The damage to the grass is seen as patches of dead and dying grass coupled with yellowing of the turf, especially during dry periods. Where there has been severe infestations of leather jackets the sward will be weakened to such an extent that the turf can easily be damaged by wear and tear from play or feeding birds and animals.

Excessive burrowing by the leather jackets, when active, can also cause surface disruption, particularly on golf greens.

Turf damage is also caused by other creatures that feed on the leather jackets. Moles, badgers and birds are the main predators.

Cultural Control

Good cultural practices will increase the sward's ability to overcome damage from root loss and leaf damage. A strong, healthy plant is able to recover quickly and develop new rooting structures to compensate for any damage caused during the feeding.

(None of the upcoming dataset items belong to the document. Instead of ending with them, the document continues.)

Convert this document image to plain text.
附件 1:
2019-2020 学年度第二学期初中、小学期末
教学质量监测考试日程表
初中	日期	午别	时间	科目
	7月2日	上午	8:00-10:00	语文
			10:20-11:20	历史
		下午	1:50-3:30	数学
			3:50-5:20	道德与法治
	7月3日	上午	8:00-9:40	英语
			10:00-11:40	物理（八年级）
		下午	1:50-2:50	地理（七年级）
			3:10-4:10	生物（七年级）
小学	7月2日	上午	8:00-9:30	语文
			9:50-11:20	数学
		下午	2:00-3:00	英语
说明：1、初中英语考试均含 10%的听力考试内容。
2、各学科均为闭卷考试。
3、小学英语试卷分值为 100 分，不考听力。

The use of tarpaulins or plastic sheeting covers, placed on the turf and left overnight, encourages the leather jackets to come up to the surface, where they can be collected or swept off.

Controlling soil moisture can also help reduce the number of leather jackets. The larvae, when small, are susceptible during drought conditions. Improving soil drainage may help reduce their populations.

Chemical Control

Chemical control is available but its efficiency can be compromised by many factors:-

  • The timing of applications.

  • The choice of chemicals available.

  • The condition of the soil.

  • Severity of the infestation and instar stage.

  • Depth of the larvae.

Use pesticides as a last resort, but when you do, ensure you use and apply in accordance to the manufacturer's instructions and at the correct dosage. Applying inappropriate doses will lead to the pest becoming resistant to the active ingredients of the pesticide.

In the past there were a number of chemicals that had good control of leather jackets (DDT, Aldrin, Gamma -HCH and Chlordane) however, these products are no longer available.

Today the only active chemical control now available for use on controlling leather jackets is Chlorpyrifos.

Current products available:-

  • Maraud by Scotts Contains 480g/l(44.65%w/w) chlorpyrifos

  • Cross Fire *480 by Bayer's Environmental Science, Contains 480g/litre( 44.65%w/w) chlorpyrifos)

  • Lorsban T by Rigby Taylor contains 480g/l chlorpyrifos

Most of the above products recommend that they are used from November to March when soil moisture content has improved. These pesticides are usually applied as a liquid using watering cans, knapsack sprayers or vehicle mounted sprayers.

Ensure you follow manufacturer's directions, health & safety and product data sheets, and comply with COSHH regulations when using chemicals.

Pesticides are an effective tool where high quality turf is desired. However, they must be applied with care and accuracy and in the context of a good overall turf management programme. Before using any pesticide, carefully view the label for conditions of use including rates, methods of application and precautions.

Be careful not to pollute water courses or endanger other wildlife when using pesticides, only use on its intended target.

Other controls

Other methods have been used to control leather jackets in the form of bacteria and other organisms such as Nematodes, but these tend to be difficult to control and implement.

Although not all that easy, try and prevent mammals and birds from feeding. Methods may be influenced by the fact that the bird or mammal is protected under legislation, badgers for example. You need to seek advice on how to deal with badger activity.